Politics

Buchanan blasts Obama for refusing to take a stand against Zimmerman verdict violence

Jeff Poor Media Reporter

On Tuesday’s broadcast of Sean Hannity’s radio show, conservative commentator and author of “Suicide of a Superpower: Will America Survive to 2025?” Pat Buchanan Buchanan criticized President Obama’s Department of Justice for failing to stand against public violence after Saturday’s verdict in the trial of George Zimmerman.

“What is taking place now, Sean, is not the prosecution of George Zimmerman,” Buchanan said. “That’s over. He was found ‘not guilty’ on all counts. He was found innocent on all counts. What’s taking place now is the persecution of George Zimmerman. This man has his life threatened. He is hiding. His family is being threatened. The Justice Department is threatening him with a second trial on the basis of what, a bunch of demonstrations and howls? This is not what is supposed to happen in America.”

Buchanan also questioned the whole proposition of a second trial for Zimmerman based on hate crime violations under federal law.

“Now Sean, if after 16 months the prosecution with all the evidence it could get together could not prove rage or malice or hatred of any kind, couldn’t prove it — how in heaven’s name is the Justice Department supposed to prove that it is racial hatred, racial anger, racial malice, a hate crime?” he continued. “No evidence for that exists. Why then is the Attorney General of the United States continuing to hold out hope of a second trial of George Zimmerman? That would be outrageous.”

But Buchanan was particular harsh on President Barack Obama. He pointed to Obama’s rising to the occasion after the shooting of then-Arizona Democratic Rep. Gabriel Giffords in 2010. But he said Obama hasn’t stood up in this case.

“The question here now — I mean, what’s going on, it’s not good for this country,” Buchanan said. “Let me say this — I think that Barack Obama was splendid in the Gabby Gifford event. The country was divided after that lunatic shot all those people, wounded her. And he went out there in sort of a healing mission and I thought he succeeded. He has got to — President Obama should right now stand up and say, ‘Shut this thing down. Mr. Attorney General, if your FBI in 16 months doesn’t have proof of some kind of racial hate crime, and I don’t know where it would get the proof — then you shut this thing down as of this weekend. I think the president ought to speak out against vandalism and violence of any kind.”

“Sean, first it’s right for the country,” he continued. “Secondly, it’s right for the president of the United States. People are being beaten up. ‘This one’s for Trayvon.’ There’s been violence and vandalism. Shouldn’t the president stand up and say, ‘Don’t do this.’ Stop it.”

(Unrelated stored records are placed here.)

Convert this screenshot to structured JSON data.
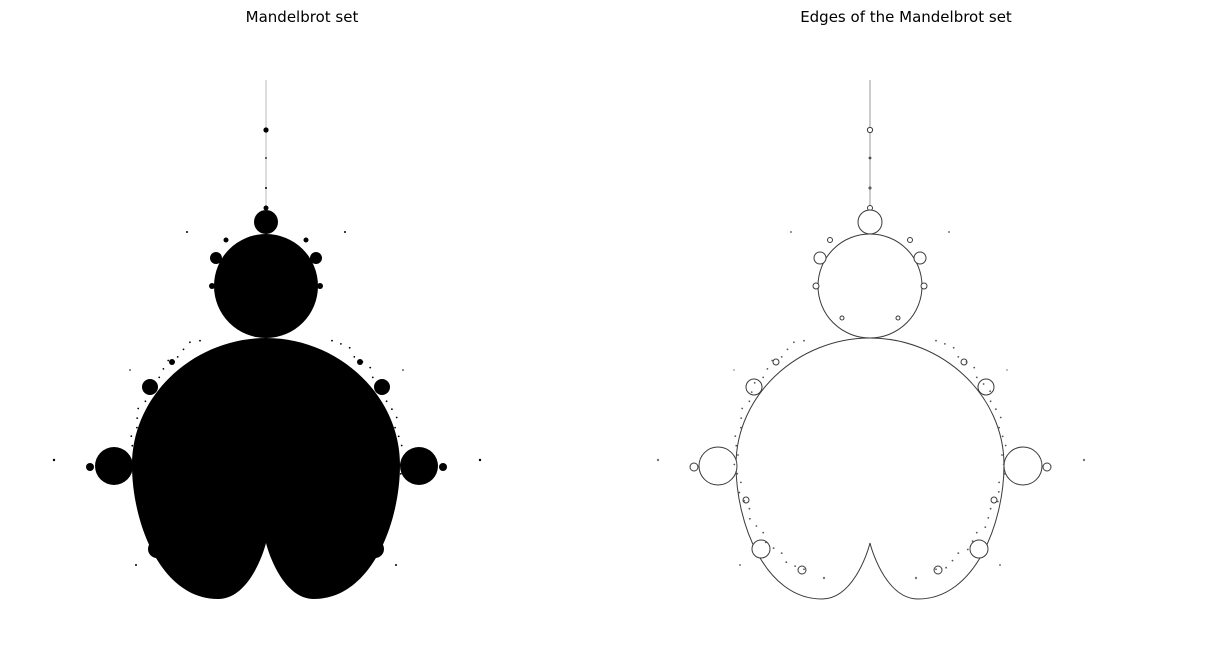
{
  "figure": {
    "panels": [
      {
        "title": "Mandelbrot set",
        "render_mode": "filled",
        "fill_color": "#000000",
        "background": "#ffffff"
      },
      {
        "title": "Edges of the Mandelbrot set",
        "render_mode": "edges",
        "stroke_color": "#3a3a3a",
        "background": "#ffffff"
      }
    ]
  }
}
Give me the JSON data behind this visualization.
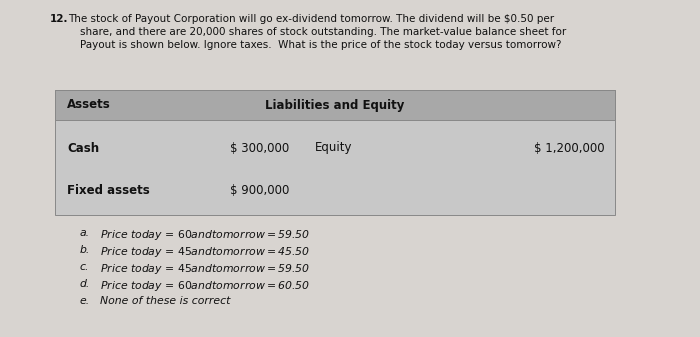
{
  "question_number": "12.",
  "question_line1": " The stock of Payout Corporation will go ex-dividend tomorrow. The dividend will be $0.50 per",
  "question_line2": "share, and there are 20,000 shares of stock outstanding. The market-value balance sheet for",
  "question_line3": "Payout is shown below. Ignore taxes.  What is the price of the stock today versus tomorrow?",
  "table_header_left": "Assets",
  "table_header_right": "Liabilities and Equity",
  "row1_label": "Cash",
  "row1_value": "$ 300,000",
  "row1_right_label": "Equity",
  "row1_right_value": "$ 1,200,000",
  "row2_label": "Fixed assets",
  "row2_value": "$ 900,000",
  "choices_labels": [
    "a.",
    "b.",
    "c.",
    "d.",
    "e."
  ],
  "choices_text": [
    "Price today = $60 and tomorrow = $59.50",
    "Price today = $45 and tomorrow = $45.50",
    "Price today = $45 and tomorrow = $59.50",
    "Price today = $60 and tomorrow = $60.50",
    "None of these is correct"
  ],
  "bg_color": "#c8c8c8",
  "table_header_bg": "#a8a8a8",
  "page_bg": "#d8d4d0",
  "text_color": "#111111"
}
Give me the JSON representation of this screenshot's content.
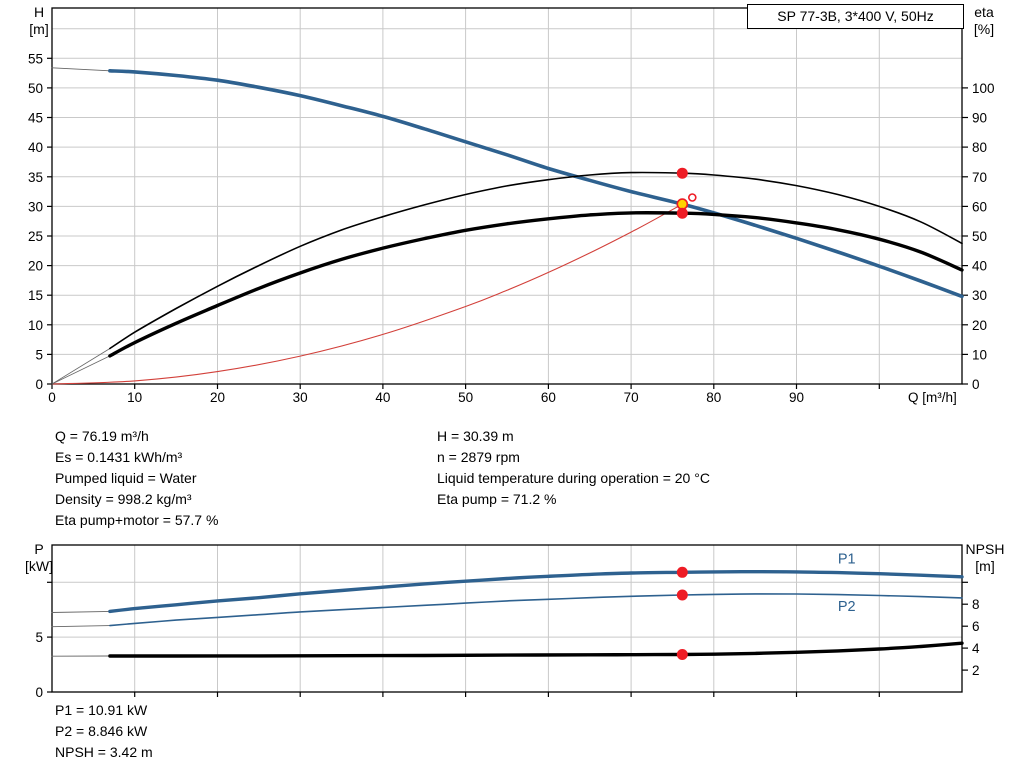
{
  "title_box": "SP 77-3B, 3*400 V, 50Hz",
  "axis_titles": {
    "h": [
      "H",
      "[m]"
    ],
    "eta": [
      "eta",
      "[%]"
    ],
    "p": [
      "P",
      "[kW]"
    ],
    "npsh": [
      "NPSH",
      "[m]"
    ]
  },
  "operating_point": {
    "left_lines": [
      "Q = 76.19 m³/h",
      "Es = 0.1431 kWh/m³",
      "Pumped liquid = Water",
      "Density = 998.2 kg/m³",
      "Eta pump+motor = 57.7 %"
    ],
    "right_lines": [
      "H = 30.39 m",
      "n = 2879 rpm",
      "Liquid temperature during operation = 20 °C",
      "Eta pump = 71.2 %"
    ]
  },
  "results": [
    "P1 = 10.91 kW",
    "P2 = 8.846 kW",
    "NPSH = 3.42 m"
  ],
  "colors": {
    "curve_blue": "#2e618f",
    "curve_black": "#000000",
    "system_red": "#d2403a",
    "marker_red": "#ee1c25",
    "marker_yellow": "#ffd400",
    "leadin_gray": "#666666",
    "grid": "#c9c9c9"
  },
  "chart_data": [
    {
      "type": "line",
      "title": "Q/H and efficiency curves",
      "grid_color": "#c9c9c9",
      "x_axis": {
        "label": "Q [m³/h]",
        "min": 0,
        "max": 110,
        "ticks": [
          0,
          10,
          20,
          30,
          40,
          50,
          60,
          70,
          80,
          90
        ],
        "extra_tick_marks": [
          100
        ],
        "grid": [
          10,
          20,
          30,
          40,
          50,
          60,
          70,
          80,
          90,
          100
        ]
      },
      "left_axis": {
        "title": "H [m]",
        "min": 0,
        "max": 63.5,
        "ticks": [
          0,
          5,
          10,
          15,
          20,
          25,
          30,
          35,
          40,
          45,
          50,
          55
        ],
        "extra_tick_marks": [],
        "grid": [
          5,
          10,
          15,
          20,
          25,
          30,
          35,
          40,
          45,
          50,
          55,
          60
        ]
      },
      "right_axis": {
        "title": "eta [%]",
        "min": 0,
        "max": 127,
        "ticks": [
          0,
          10,
          20,
          30,
          40,
          50,
          60,
          70,
          80,
          90,
          100
        ],
        "extra_tick_marks": []
      },
      "series": [
        {
          "name": "system-curve",
          "axis": "left",
          "color": "#d2403a",
          "width": 1.1,
          "points": [
            [
              0,
              0
            ],
            [
              10,
              0.52
            ],
            [
              20,
              2.09
            ],
            [
              30,
              4.71
            ],
            [
              40,
              8.37
            ],
            [
              50,
              13.09
            ],
            [
              55,
              15.83
            ],
            [
              60,
              18.84
            ],
            [
              65,
              22.12
            ],
            [
              70,
              25.65
            ],
            [
              73,
              27.9
            ],
            [
              76.19,
              30.39
            ]
          ]
        },
        {
          "name": "head-curve-leadin",
          "axis": "left",
          "color": "#666666",
          "width": 0.9,
          "points": [
            [
              0,
              53.4
            ],
            [
              7,
              52.9
            ]
          ]
        },
        {
          "name": "eta-pump-leadin",
          "axis": "right",
          "color": "#666666",
          "width": 0.8,
          "points": [
            [
              0,
              0
            ],
            [
              7,
              12
            ]
          ]
        },
        {
          "name": "eta-pump-motor-leadin",
          "axis": "right",
          "color": "#666666",
          "width": 0.8,
          "points": [
            [
              0,
              0
            ],
            [
              7,
              9.5
            ]
          ]
        },
        {
          "name": "head-curve",
          "axis": "left",
          "color": "#2e618f",
          "width": 3.6,
          "points": [
            [
              7,
              52.9
            ],
            [
              10,
              52.7
            ],
            [
              15,
              52.1
            ],
            [
              20,
              51.3
            ],
            [
              25,
              50.1
            ],
            [
              30,
              48.7
            ],
            [
              35,
              47.0
            ],
            [
              40,
              45.2
            ],
            [
              45,
              43.1
            ],
            [
              50,
              40.9
            ],
            [
              55,
              38.7
            ],
            [
              60,
              36.4
            ],
            [
              65,
              34.4
            ],
            [
              70,
              32.5
            ],
            [
              76.19,
              30.39
            ],
            [
              80,
              28.9
            ],
            [
              85,
              26.8
            ],
            [
              90,
              24.6
            ],
            [
              95,
              22.3
            ],
            [
              100,
              19.9
            ],
            [
              105,
              17.4
            ],
            [
              110,
              14.8
            ]
          ]
        },
        {
          "name": "eta-pump-curve",
          "axis": "right",
          "color": "#000000",
          "width": 1.6,
          "points": [
            [
              7,
              12
            ],
            [
              10,
              17.5
            ],
            [
              15,
              25.5
            ],
            [
              20,
              33
            ],
            [
              25,
              40
            ],
            [
              30,
              46.5
            ],
            [
              35,
              52
            ],
            [
              40,
              56.5
            ],
            [
              45,
              60.5
            ],
            [
              50,
              64
            ],
            [
              55,
              66.9
            ],
            [
              60,
              69
            ],
            [
              65,
              70.6
            ],
            [
              70,
              71.4
            ],
            [
              76.19,
              71.2
            ],
            [
              80,
              70.6
            ],
            [
              85,
              69.2
            ],
            [
              90,
              67
            ],
            [
              95,
              64
            ],
            [
              100,
              60
            ],
            [
              105,
              54.8
            ],
            [
              110,
              47.5
            ]
          ]
        },
        {
          "name": "eta-pump-motor-curve",
          "axis": "right",
          "color": "#000000",
          "width": 3.4,
          "points": [
            [
              7,
              9.5
            ],
            [
              10,
              14
            ],
            [
              15,
              20.5
            ],
            [
              20,
              26.5
            ],
            [
              25,
              32.3
            ],
            [
              30,
              37.5
            ],
            [
              35,
              42.1
            ],
            [
              40,
              45.9
            ],
            [
              45,
              49.1
            ],
            [
              50,
              51.9
            ],
            [
              55,
              54.1
            ],
            [
              60,
              55.8
            ],
            [
              65,
              57.1
            ],
            [
              70,
              57.8
            ],
            [
              76.19,
              57.7
            ],
            [
              80,
              57.3
            ],
            [
              85,
              56.2
            ],
            [
              90,
              54.4
            ],
            [
              95,
              52.1
            ],
            [
              100,
              48.9
            ],
            [
              105,
              44.6
            ],
            [
              110,
              38.5
            ]
          ]
        }
      ],
      "markers": [
        {
          "name": "eta-pump-op-point",
          "x": 76.19,
          "y": 71.2,
          "axis": "right",
          "r": 5.5,
          "fill": "#ee1c25"
        },
        {
          "name": "head-intersection-ring",
          "x": 77.4,
          "y": 31.5,
          "axis": "left",
          "r": 3.5,
          "fill": "none",
          "stroke": "#ee1c25"
        },
        {
          "name": "duty-point",
          "x": 76.19,
          "y": 30.39,
          "axis": "left",
          "r": 5,
          "fill": "#ffd400",
          "stroke": "#ee1c25"
        },
        {
          "name": "eta-pump-motor-op-point",
          "x": 76.19,
          "y": 57.7,
          "axis": "right",
          "r": 5.5,
          "fill": "#ee1c25"
        }
      ]
    },
    {
      "type": "line",
      "title": "Power and NPSH curves",
      "grid_color": "#c9c9c9",
      "x_axis": {
        "label": "",
        "min": 0,
        "max": 110,
        "ticks": [],
        "extra_tick_marks": [
          10,
          20,
          30,
          40,
          50,
          60,
          70,
          80,
          90,
          100
        ],
        "grid": [
          10,
          20,
          30,
          40,
          50,
          60,
          70,
          80,
          90,
          100
        ]
      },
      "left_axis": {
        "title": "P [kW]",
        "min": 0,
        "max": 13.4,
        "ticks": [
          0,
          5
        ],
        "extra_tick_marks": [
          10
        ],
        "grid": [
          5,
          10
        ]
      },
      "right_axis": {
        "title": "NPSH [m]",
        "min": 0,
        "max": 13.4,
        "ticks": [
          2,
          4,
          6,
          8
        ],
        "extra_tick_marks": [
          10
        ]
      },
      "series": [
        {
          "name": "p1-leadin",
          "axis": "left",
          "color": "#666666",
          "width": 0.9,
          "points": [
            [
              0,
              7.25
            ],
            [
              7,
              7.35
            ]
          ]
        },
        {
          "name": "p2-leadin",
          "axis": "left",
          "color": "#666666",
          "width": 0.9,
          "points": [
            [
              0,
              5.95
            ],
            [
              7,
              6.05
            ]
          ]
        },
        {
          "name": "npsh-leadin",
          "axis": "right",
          "color": "#666666",
          "width": 0.9,
          "points": [
            [
              0,
              3.26
            ],
            [
              7,
              3.28
            ]
          ]
        },
        {
          "name": "p1-curve",
          "axis": "left",
          "color": "#2e618f",
          "width": 3.4,
          "label": {
            "text": "P1",
            "x": 95,
            "y": 11.7
          },
          "points": [
            [
              7,
              7.35
            ],
            [
              10,
              7.6
            ],
            [
              15,
              7.95
            ],
            [
              20,
              8.3
            ],
            [
              25,
              8.6
            ],
            [
              30,
              8.95
            ],
            [
              35,
              9.25
            ],
            [
              40,
              9.55
            ],
            [
              45,
              9.85
            ],
            [
              50,
              10.1
            ],
            [
              55,
              10.35
            ],
            [
              60,
              10.55
            ],
            [
              65,
              10.72
            ],
            [
              70,
              10.85
            ],
            [
              76.19,
              10.91
            ],
            [
              80,
              10.95
            ],
            [
              85,
              10.97
            ],
            [
              90,
              10.95
            ],
            [
              95,
              10.88
            ],
            [
              100,
              10.78
            ],
            [
              105,
              10.65
            ],
            [
              110,
              10.5
            ]
          ]
        },
        {
          "name": "p2-curve",
          "axis": "left",
          "color": "#2e618f",
          "width": 1.6,
          "label": {
            "text": "P2",
            "x": 95,
            "y": 7.4
          },
          "points": [
            [
              7,
              6.05
            ],
            [
              10,
              6.25
            ],
            [
              15,
              6.55
            ],
            [
              20,
              6.8
            ],
            [
              25,
              7.05
            ],
            [
              30,
              7.3
            ],
            [
              35,
              7.5
            ],
            [
              40,
              7.7
            ],
            [
              45,
              7.9
            ],
            [
              50,
              8.1
            ],
            [
              55,
              8.3
            ],
            [
              60,
              8.45
            ],
            [
              65,
              8.6
            ],
            [
              70,
              8.72
            ],
            [
              76.19,
              8.846
            ],
            [
              80,
              8.9
            ],
            [
              85,
              8.94
            ],
            [
              90,
              8.93
            ],
            [
              95,
              8.88
            ],
            [
              100,
              8.8
            ],
            [
              105,
              8.7
            ],
            [
              110,
              8.58
            ]
          ]
        },
        {
          "name": "npsh-curve",
          "axis": "right",
          "color": "#000000",
          "width": 3.4,
          "points": [
            [
              7,
              3.28
            ],
            [
              15,
              3.28
            ],
            [
              25,
              3.29
            ],
            [
              35,
              3.31
            ],
            [
              45,
              3.33
            ],
            [
              55,
              3.36
            ],
            [
              65,
              3.39
            ],
            [
              70,
              3.4
            ],
            [
              76.19,
              3.42
            ],
            [
              80,
              3.45
            ],
            [
              85,
              3.52
            ],
            [
              90,
              3.62
            ],
            [
              95,
              3.75
            ],
            [
              100,
              3.92
            ],
            [
              105,
              4.15
            ],
            [
              110,
              4.45
            ]
          ]
        }
      ],
      "markers": [
        {
          "name": "p1-op-point",
          "x": 76.19,
          "y": 10.91,
          "axis": "left",
          "r": 5.5,
          "fill": "#ee1c25"
        },
        {
          "name": "p2-op-point",
          "x": 76.19,
          "y": 8.846,
          "axis": "left",
          "r": 5.5,
          "fill": "#ee1c25"
        },
        {
          "name": "npsh-op-point",
          "x": 76.19,
          "y": 3.42,
          "axis": "right",
          "r": 5.5,
          "fill": "#ee1c25"
        }
      ]
    }
  ]
}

Buchanan went on to accuse Attorney General Eric Holder of encouraging some actions out on the street, which was as he said “not the American way.”

“I think Eric Holder is giving aid and comfort to the people who want this thing decided in the streets, not in a court of law where it was decided,” Buchanan said. “You know Sean, why doesn’t the president get up and say exactly what you just said? ‘Look, this man has been declared not guilty. It’s a very controversial trial. Everybody’s got a right to protest. But the idea of calling for vengeance and the idea of running around saying “no justice,” all of this — this is not the American way. And what you folks have to do is we’re not going to have a second trial of a man declared not guilty when we don’t have any evidence other than what the prosecution, which had failed to convict.’”

Buchanan noted Obama’s ill-advised comments in 2009, when he accused a Cambridge police officer of “acting stupidly,” but then hosted the “beer summit” to ease tensions. According to Buchanan, this incident was “far more serious” and warrants a public statement from the president.

“This is far, far, far more serious than that was,” Buchanan said. “And he’s sitting there silent. You know, the immortal Dante, the poet, once said there’s a special place in hell for people in times of moral crisis refuse to take a stand. Mr. President, it is time you took a stand.”